Shoes of Prey
Three lawyers on a beach in Australia in December 2008 had an idea that would disrupt custom manufacturing. Jodi Fox, who had transitioned from litigation to advertising, couldn't find shoes she loved. While traveling, she discovered a service where she could design her own shoes. When the custom shoes arrived, her girlfriends were immediately impressed and asked her to design pairs for them too. Meanwhile, her co-founders Michael Fox (her ex-husband, who moved from law to retail operations at Google) and Mike Knapp (their former groomsman from law school, who had studied law and IT at Google) were convinced that e-commerce was going to explode. When Jodi shared her shoe-customization experience with them, the lightbulb moment arrived: design your shoes online.
The trio launched ShoesOfPrey.com in October 2009, starting as a pure-play online business with minimal capital. Jodi described the early days as sub-$50k in first-year revenue (they started late in October), but the concept proved immediately sticky. What made the platform work was the obsessive focus on the design experience—customers could rotate 3D models of shoes, click on any part, and change materials and colors from a palette. The business model was elegant: every shoe is custom-made to order. They took inspiration-gallery designs from their merchandiser and customers, but never manufactured inventory. Instead, users either started from scratch or tweaked gallery designs to their liking.
By mid-2012, something remarkable happened: customers literally showed up at ShoesOfPrey's headquarters asking to see shoes in person. "Women just started turning up at our headquarters saying, 'Oh, I'm so sorry, I'm just here on holidays and I wanted to see some shoes,'" Jodi recalled. This customer feedback loop revealed the critical insight: they needed physical retail presence.
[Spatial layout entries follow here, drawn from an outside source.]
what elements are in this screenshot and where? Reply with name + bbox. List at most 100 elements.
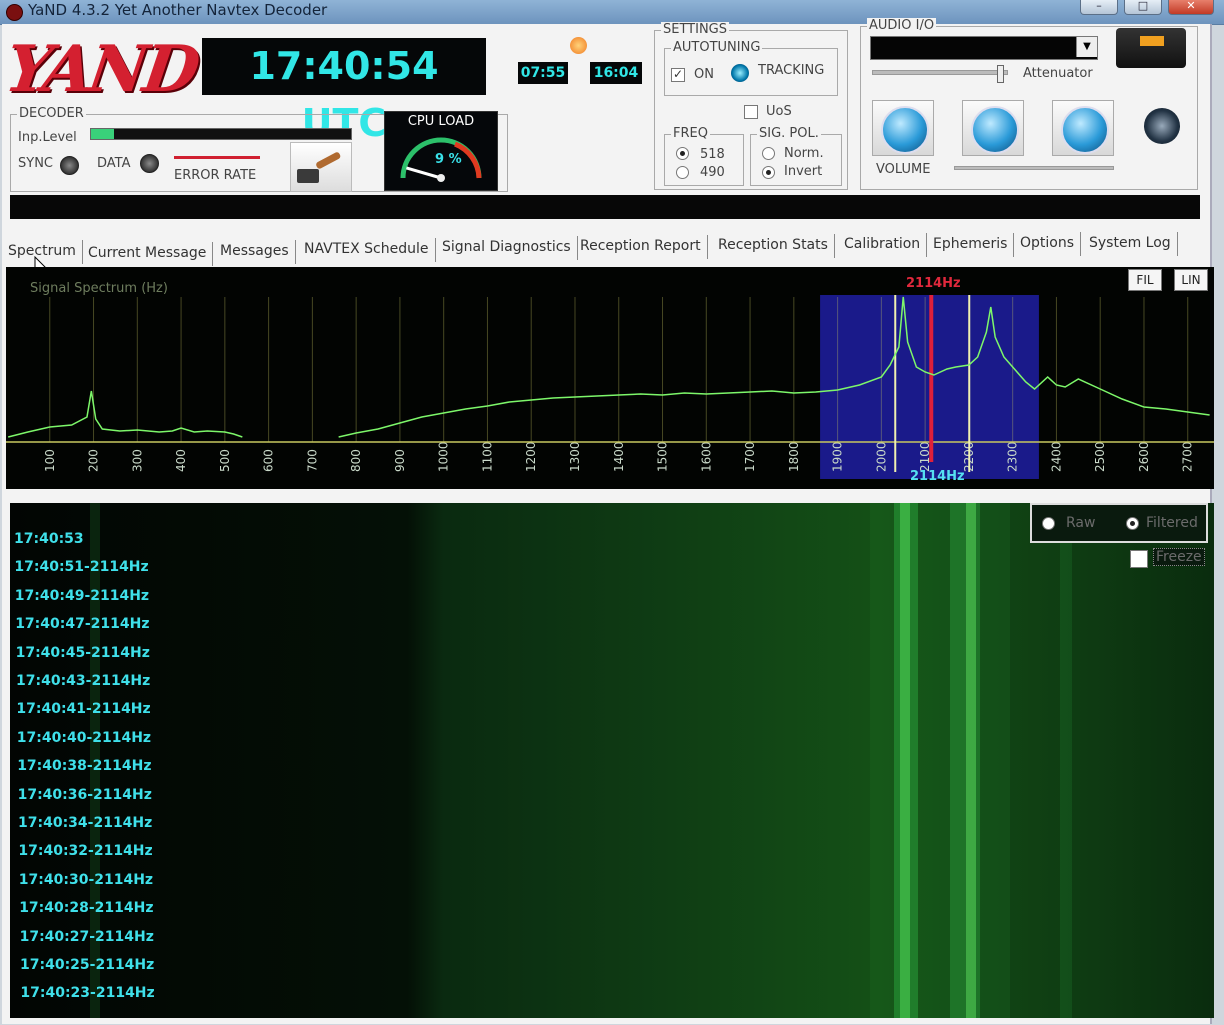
tab-navtex-schedule[interactable]: NAVTEX Schedule xyxy=(304,238,436,262)
waterfall-timestamp: 17:40:34-2114Hz xyxy=(18,815,153,831)
tick-label: 1600 xyxy=(699,441,713,472)
tick-label: 200 xyxy=(87,449,101,472)
freq-490-radio[interactable] xyxy=(676,166,689,179)
raw-radio[interactable] xyxy=(1042,517,1055,530)
sync-led-icon xyxy=(60,156,79,175)
tick-label: 500 xyxy=(218,449,232,472)
cpu-load-gauge: CPU LOAD 9 % xyxy=(384,111,498,191)
freq-518-label: 518 xyxy=(700,147,725,162)
tick-label: 1700 xyxy=(743,441,757,472)
waterfall-timestamp: 17:40:40-2114Hz xyxy=(16,729,152,746)
spectrum-trace xyxy=(8,390,243,438)
app-logo: YAND xyxy=(0,32,201,107)
waterfall-timestamp: 17:40:25-2114Hz xyxy=(20,957,155,973)
attenuator-slider[interactable] xyxy=(872,65,1008,83)
waterfall-timestamp: 17:40:28-2114Hz xyxy=(19,900,154,917)
tick-label: 600 xyxy=(262,449,276,472)
sig-pol-norm-label: Norm. xyxy=(784,146,824,161)
knob-icon xyxy=(1061,106,1109,154)
raw-label: Raw xyxy=(1066,515,1096,531)
waterfall-timestamp: 17:40:45-2114Hz xyxy=(15,644,150,661)
close-button[interactable]: ✕ xyxy=(1168,0,1214,15)
audio-io-title: AUDIO I/O xyxy=(867,18,937,33)
attenuator-slider-thumb[interactable] xyxy=(996,65,1004,83)
lin-button[interactable]: LIN xyxy=(1174,269,1208,291)
app-icon xyxy=(6,4,23,21)
cpu-load-value: 9 % xyxy=(435,152,462,167)
output-knob-button[interactable] xyxy=(1052,100,1114,156)
spectrum-trace xyxy=(338,296,1210,438)
chevron-down-icon[interactable]: ▼ xyxy=(1076,37,1097,57)
freq-518-radio[interactable] xyxy=(676,147,689,160)
waterfall-display: 17:40:53 17:40:51-2114Hz 17:40:49-2114Hz 17… xyxy=(10,503,1214,1018)
autotuning-title: AUTOTUNING xyxy=(671,40,763,55)
tab-ephemeris[interactable]: Ephemeris xyxy=(933,233,1015,257)
waterfall-timestamp: 17:40:32-2114Hz xyxy=(18,843,153,860)
tick-label: 1100 xyxy=(480,441,494,472)
tick-label: 2700 xyxy=(1181,441,1195,472)
uos-label: UoS xyxy=(766,104,792,119)
volume-mute-button[interactable] xyxy=(872,100,934,156)
audio-device-select[interactable]: ▼ xyxy=(870,36,1098,60)
waterfall-timestamp: 17:40:41-2114Hz xyxy=(16,701,151,718)
volume-label: VOLUME xyxy=(876,162,931,177)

The first store opened in January 2013 and doubled its forecasted revenue in its first 12 months. Rather than a sterile showroom, they created an experience—sculptures built from shoes, every surface made from actual shoe materials, custom fragrance, curated soundtrack. The store went on to win the World Retail Award for best retail experience.
The growth engine was relentless word-of-mouth. By 2016, 75% of traffic came from organic referrals—not paid ads. To amplify this, they included referral cards in shoeboxes offering discounts. Their "52 Shoes" contest (win a pair of shoes for every year of your life) became a viral acquisition tool, capturing thousands of email addresses for pennies, while getting customers engaged in the design process itself. Average order value settled at $220, with cart sizes slightly higher due to product mix ($130 entry price to $400+ for premium designs). What they didn't disclose—COGS, exact margins, valuation—they protected fiercely, citing competitive reasons.
The toughest operational challenge was manufacturing. Standard suppliers refused to make single pairs at scale. So ShoesOfPrey built its own factory in China, where 75% of global women's shoes are manufactured. This required significant capital investment but became a competitive moat—they could guarantee 365-day returns or remakes and maintain the speed of custom production at scale.
By June 2016, ShoesOfPrey had raised $24.6M across multiple rounds, with investors including Greycroft Partners, Costler, and Nordstrom (who also became a retail partner). The team had grown to 220+ employees. Over 6 million shoes had been designed on the platform. They had secured placement in major retailers like David Jones and Nordstrom, expanding beyond pure-play e-commerce. Jodi's vision was bigger than footwear—she wanted to become "the Amazon of design your own," stretching into clothing and homewares. Rather than entertain acquisition offers, she was focused on scaling the manufacturing and retail footprint while maintaining the creative identity that had made the brand iconic.